Prior to setting forth the background of the invention, it may be helpful to set forth definitions of certain terms that will be used hereinafter.
The term “sensing device” (sometimes referred to as “camera” in computer vision) as used herein is broadly defined as any combination of one or more sensors of any type, not necessarily optical (and may include radar, ultra sound and the like). Additionally, the sensing device is configured to capture an image of a scene and derive or obtain some three-dimensional data of a scene. An exemplary sensing device may include a pair of cameras which are configured to capture passive stereo which may be used to derive depth data by comparing the images taken from different locations. Another example for a sensing device may include a structured light sensor which is configured to receive and analyze reflections of a predefined light pattern that has been projected onto the scene. Yet another important example is a 2D sensing device that captures a plurality of 2D images of the scene and further provides relative spatial data for the relationship between each 2D captured image. It should be noted that for the purposes of the present application, all dimensions in the scene can be relative (e.g., it is sufficient to have relative movement, as long as the proportion is given or derivable from the camera).
The term “reflective surface” as used herein is defined to be surface that changes the direction of a wavefront (e.g., of light or sound) at an interface between two different media so that the wavefront returns into the medium from which it originated. Specular reflection is the mirror-like reflection of light (or of other kinds of wave) from a surface, in which light from a single incoming direction (a ray) is reflected into a single outgoing direction. Such behavior is described by the law of reflection, which states that the direction of incoming light (the incident ray), and the direction of outgoing light reflected (the reflected ray) make the same angle with respect to the surface normal, thus the angle of incidence equals the angle of reflection and that the incident, normal, and reflected directions are coplanar. A partially reflective surface can be referred to any of the two types: Type one—not all the surface is reflective. Type two—level of specular reflection can be varied and a level beyond an agreeable threshold can be regarded as “reflective”.
One of the challenges of computer vision is to detect the presence of, and obtain knowledge about, reflective surfaces in a scene.
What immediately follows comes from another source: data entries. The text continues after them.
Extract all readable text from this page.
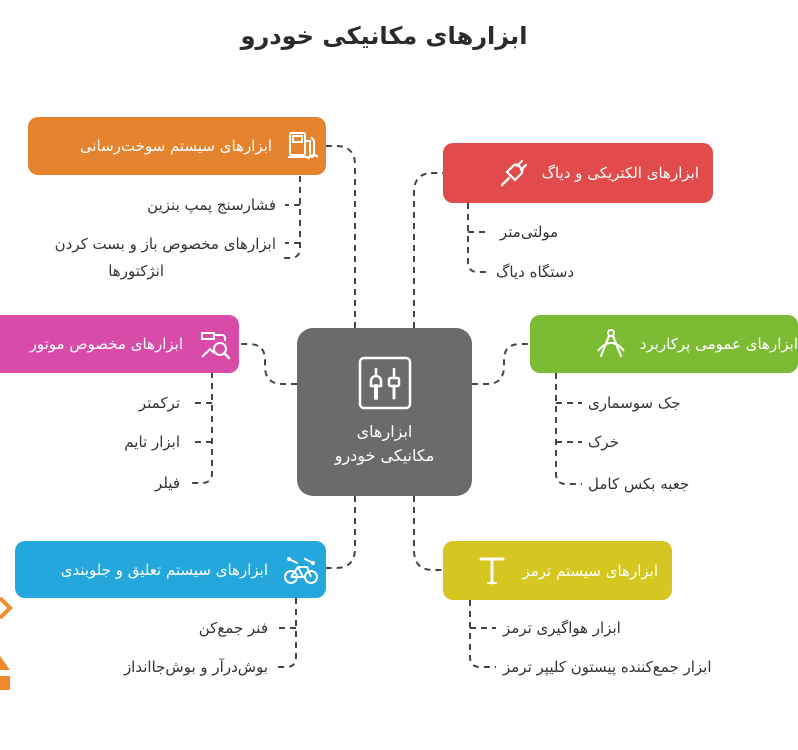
ابزارهای مکانیکی خودرو
ابزارهای
مکانیکی خودرو
ابزارهای سیستم سوخت‌رسانی
فشارسنج پمپ بنزین
ابزارهای مخصوص باز و بست کردن
انژکتورها
ابزارهای الکتریکی و دیاگ
مولتی‌متر
دستگاه دیاگ
ابزارهای مخصوص موتور
ترکمتر
ابزار تایم
فیلر
ابزارهای عمومی پرکاربرد
جک سوسماری
خرک
جعبه بکس کامل
ابزارهای سیستم تعلیق و جلوبندی
فنر جمع‌کن
بوش‌درآر و بوش‌جاانداز
ابزارهای سیستم ترمز
ابزار هواگیری ترمز
ابزار جمع‌کننده پیستون کلیپر ترمز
In specular reflections, and specifically where mirrors are involved, there is a risk that a computer-based analysis of a scene will mistakenly assume that an image captured in a reflection is a real object.
It would be advantageous to suggest some logic or a flow that will enable a computerized vision system to distinguish between real objects and their respective images, to be able to automatically detect reflective surfaces in a captured scene, and more specifically, to generate a spatial representation of the reflective surface.